AIBA is single-user software. There's no concurrent access, no replication, no sharding. A JSON file is:

Human-readable — open sessions/*.json and see every message
Zero-dependency — Python's json module, nothing to install
Instant to debug — cat data/beat_state.json beats SELECT * FROM ...

Atomic writes use the .tmp → rename pattern to prevent corruption.

Playwright MCP: One Browser, Many Agents¶

A single Chromium instance serves all sub-agents. There's no browser-per-worker model.

┌─────────────────────────────┐
│  Playwright MCP (npx)       │
│  ┌───────────────────────┐  │
│  │  Chromium (--isolated)│  │
│  │  Shared across all    │  │
│  │  sub-agent calls      │  │
│  └───────────────────────┘  │
└─────────────────────────────┘
         │
    ┌────┴────┬────────┬────────┐
  Worker 1  Worker 2  Worker 3  ...

The --isolated flag gives each sub-agent its own browser context (separate cookies, localStorage, session) while sharing the single Chromium process.
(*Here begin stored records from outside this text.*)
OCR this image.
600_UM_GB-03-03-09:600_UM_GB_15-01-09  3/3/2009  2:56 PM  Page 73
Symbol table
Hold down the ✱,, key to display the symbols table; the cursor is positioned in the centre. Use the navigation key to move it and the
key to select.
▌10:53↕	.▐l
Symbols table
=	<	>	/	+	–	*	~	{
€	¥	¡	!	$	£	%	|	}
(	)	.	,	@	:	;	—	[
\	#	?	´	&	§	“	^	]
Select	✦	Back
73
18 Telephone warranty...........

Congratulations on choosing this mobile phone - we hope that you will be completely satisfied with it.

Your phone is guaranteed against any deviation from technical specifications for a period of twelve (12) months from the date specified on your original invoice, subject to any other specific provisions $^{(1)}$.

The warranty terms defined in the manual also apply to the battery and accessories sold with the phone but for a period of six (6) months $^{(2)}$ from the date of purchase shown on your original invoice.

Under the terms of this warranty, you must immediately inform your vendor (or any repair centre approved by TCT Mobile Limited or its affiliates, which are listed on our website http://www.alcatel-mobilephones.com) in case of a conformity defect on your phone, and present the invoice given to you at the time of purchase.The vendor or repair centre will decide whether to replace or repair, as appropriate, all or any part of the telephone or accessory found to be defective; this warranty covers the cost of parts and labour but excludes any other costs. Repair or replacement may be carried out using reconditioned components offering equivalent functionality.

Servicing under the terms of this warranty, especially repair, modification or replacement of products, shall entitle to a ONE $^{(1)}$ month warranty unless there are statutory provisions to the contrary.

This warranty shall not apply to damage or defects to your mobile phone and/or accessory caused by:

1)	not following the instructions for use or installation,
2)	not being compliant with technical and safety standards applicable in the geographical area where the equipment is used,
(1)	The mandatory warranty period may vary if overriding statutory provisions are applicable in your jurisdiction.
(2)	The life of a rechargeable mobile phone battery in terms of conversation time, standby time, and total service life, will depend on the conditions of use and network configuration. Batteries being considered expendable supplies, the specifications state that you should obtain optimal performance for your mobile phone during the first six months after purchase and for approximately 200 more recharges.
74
This means:

Memory: 1 browser process, not N × 500MB
Startup: The transport is deferred (defer_loading=True) — Playwright doesn't start until the first browser tool is actually called, saving resources when the agent only does web search. And keeps running till all the tasks are done
Cookie isolation: --storage-state keeps each worker's context isolated at runtime

AIBA-beats: Zero Resources When Idle¶

AIBA-beats has no built-in scheduler. No daemon, no polling loop, no background process.

The user configures their OS scheduler (cron, launchd, Task Scheduler) to run python main.py beat run --all at their desired interval. Between runs, AIBA-beats consumes exactly zero CPU, zero memory, and zero network.

Approach	CPU idle	Memory idle	Complexity
Built-in scheduler	> 0 (polling loop)	> 0 (process alive)	High (watchdog, crash recovery)
OS cron	0	0	Low (one crontab line)

State persists in data/beat_state.json — each run reads it, executes due beats, and writes it back. If a run crashes, the next cron tick picks up where it left off. No lost state, no stale locks.

TUI: Built for DX¶

The terminal UI is deliberately minimal. No ncurses, no Textual framework, and built for developer experience.

Choice	Rationale
Raw ANSI codes	Zero dependencies for color. Works in any terminal, over SSH, in tmux.
Rich only for markdown	Agent output (tables, code blocks, headings) uses Rich. Setup screens don't — keep them fast.
Line-by-line input	`input()` with teal `▸` prompt. No TUI framework to fight.
4–5 step wizard	Mode → Template → Effort → Sub-agents → Notes. Linear, predictable.
Session resume	First screen asks if you want to pick up where you left off. Cached in `sessions/`.

The TUI is designed for the terminal power user — someone who lives in zsh, tmux, and vim. It's fast, keyboard-driven, and doesn't try to be a web app. See TUI for the full walkthrough.